Джефф выключил диктофон:
— Отлично. Спасибо вам большое. Это будет отличное интервью.
— Прошло довольно безболезненно.
— Вот и прекрасно. Есть еще один момент… Макс Грейсон, мой издатель в «Культур», просил узнать у вас… Есть ведь рисунок, сделанный с вас Стивеном? Макс надеялся, что, может быть, вы разрешите воспроизвести его в журнале вместе с интервью.
— Вы хотите взять рисунок с собой?
— Не обязательно. Как вам будет удобнее. Если хотите, они могут прислать курьера, или его можно отсканировать и переслать по электронной почте. Но… было бы здорово, если бы вы хотя бы разрешили мне на него взглянуть.
— Могу я поинтересоваться, зачем мне это может быть надо?
— Да, разумеется. На самом деле одна из вещей, которую меня просили… точнее, уполномочили сделать, — это договориться с вами о гонораре.
— И?
— Тысяча фунтов?
— Странно.
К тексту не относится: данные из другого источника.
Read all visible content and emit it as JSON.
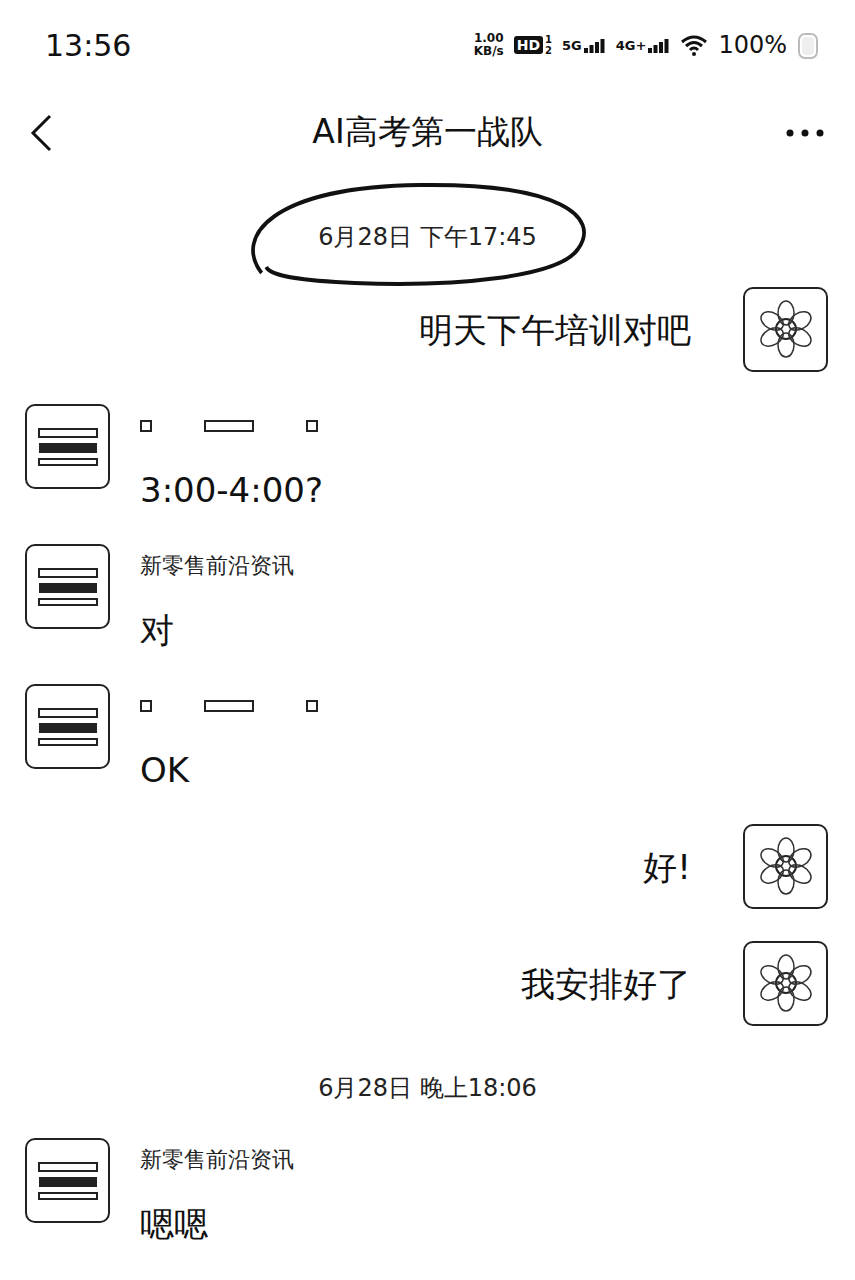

Это одна из тех ситуаций, когда я могу быть несговорчива.
— И это ваше право.
— Что, если я попрошу больше денег? Денег, которых я, кстати, даже не особенно хочу, но ведь это же обычно так и делается.
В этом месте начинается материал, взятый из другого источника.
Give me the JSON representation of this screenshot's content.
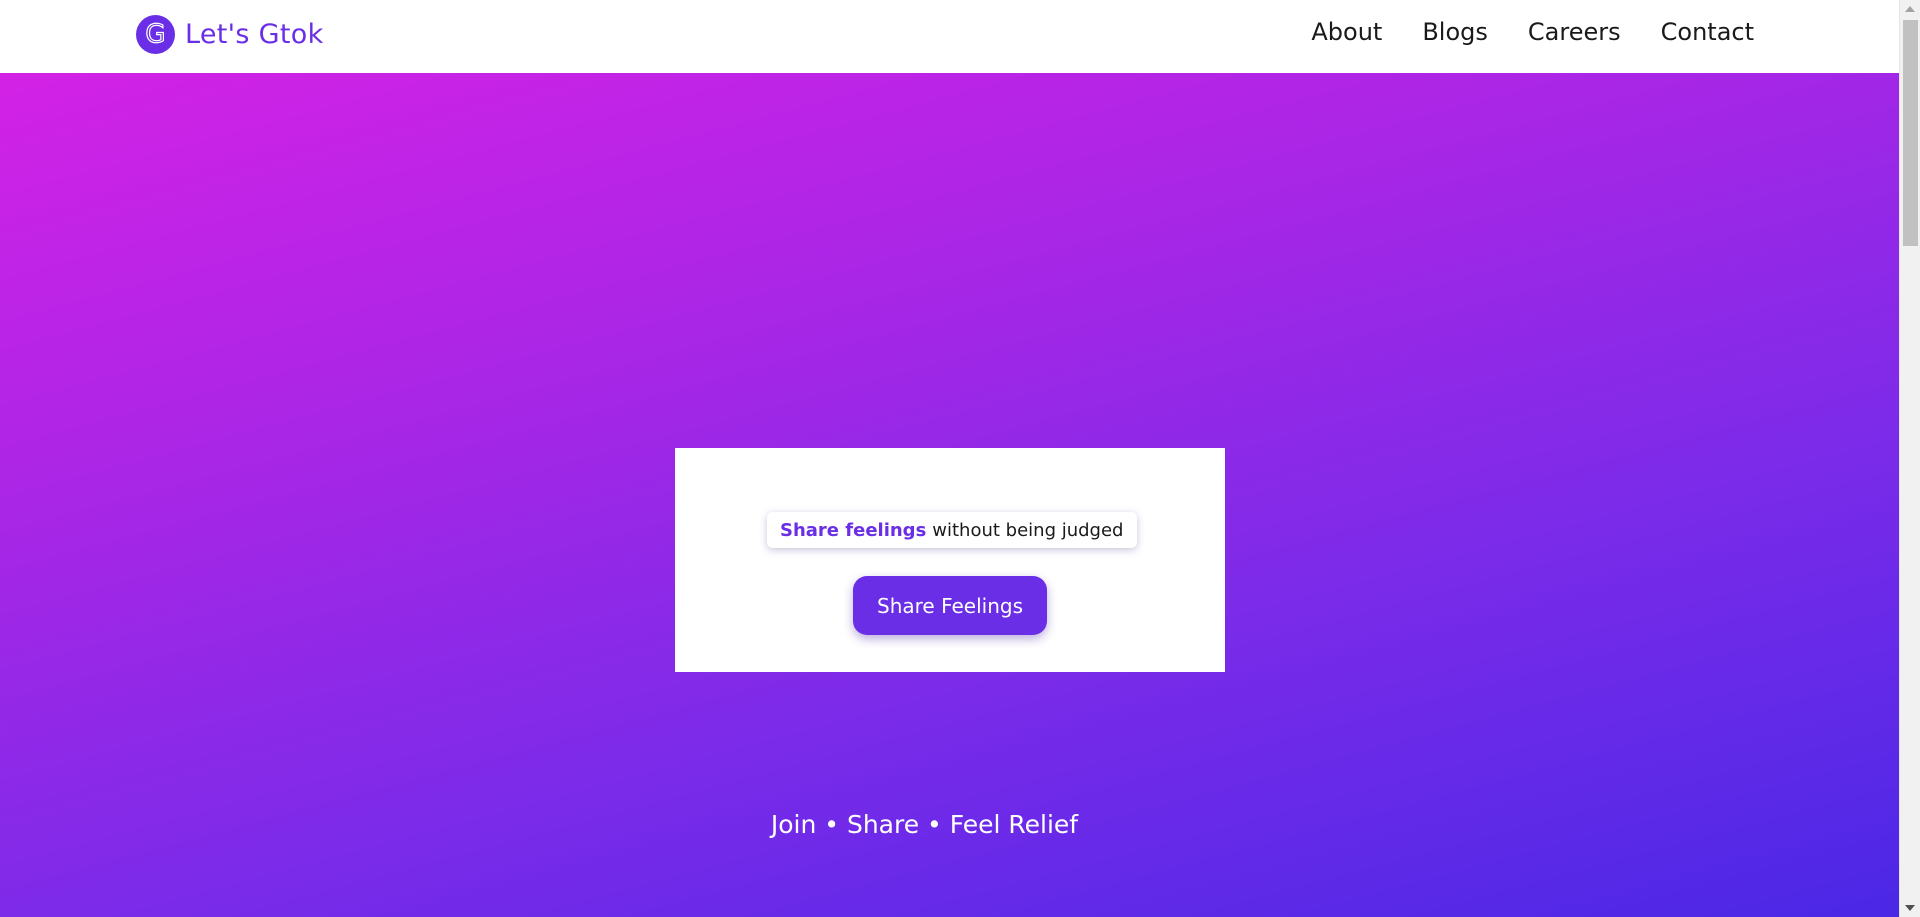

— Совершенно верно. Может быть, полторы тысячи? Если честно, больше они не дадут. Это, как говорится, потолок.
— Я принесу рисунок.
Она снова скрылась. Джефф встал и сделал несколько шагов. Он все еще был сильно под кайфом, и на улице все еще было дико жарко. Сочетание этих двух факторов заставило его снова спрятаться в рассеянной тени зонтика.
Джулия вернулась с папкой. Она распустила тесемки, явив взору толстый лист желтоватой бумаги, затем закрыла папку, повернула ее вверх ногами и снова открыла.
Их глазам предстал рисунок. Она была нага. Меж ее широко расставленных ног красовалось пятно сплошных каракулей. У нее была красивая грудь — и явно ее собственная. Те же выдающиеся скулы, то же странно пустое выражение лица. Даже волосы были те же. Легко представлялось, что разденься она сейчас, он увидел бы почти такое же тело, как на рисунке.
— О боже, — сказал Джефф.
Он смотрел на лицо на рисунке, но не мог заставить себя взглянуть в глаза той, что подала ему листок. Не только потому, что на рисунке она была шокирующе нагой, но и в силу его странной психологической глубины — того самого таинственного свойства, о котором Джулия уже сегодня говорила. Женщина на картинке открывалась, позволяла мужчине, своему любовнику, смотреть и рисовать ее. Беспрепятственно любоваться своей обнаженной возлюбленной — не об этом ли мечтают все мужчины? Если мужчина — художник или даже просто подросток с видеокамерой, то на бумаге или на пленке запечатлевается не только то, что он видит, но сама неизбывная сила его желания, его жажды видеть… Однако ее лицо дышало абсолютным безразличием. Сколько бы ни было во взгляде художника любви, она осталась без ответа. Смотри куда хочешь, говорило это выражение, мне дела нет. Ты увидишь все, но лишь то, что роднит меня с любой другой женщиной на свете. Достаточно было нескольких мгновений, чтобы понять — отношениям между этими двоими осталось жить недолго. И скорее всего, Морисон это понял — если не в ходе работы над рисунком, так по его окончании. Возможно, это было уже не важно для обоих. Возможно, они довольствовались моментом, пришпиленным к этому листку бумаги, словно бабочка. Но если это было правдой, откуда в нем такое одиночество: не женщины — она была умиротворена и абсолютно спокойна, — но смотрящего на нее человека, самого художника?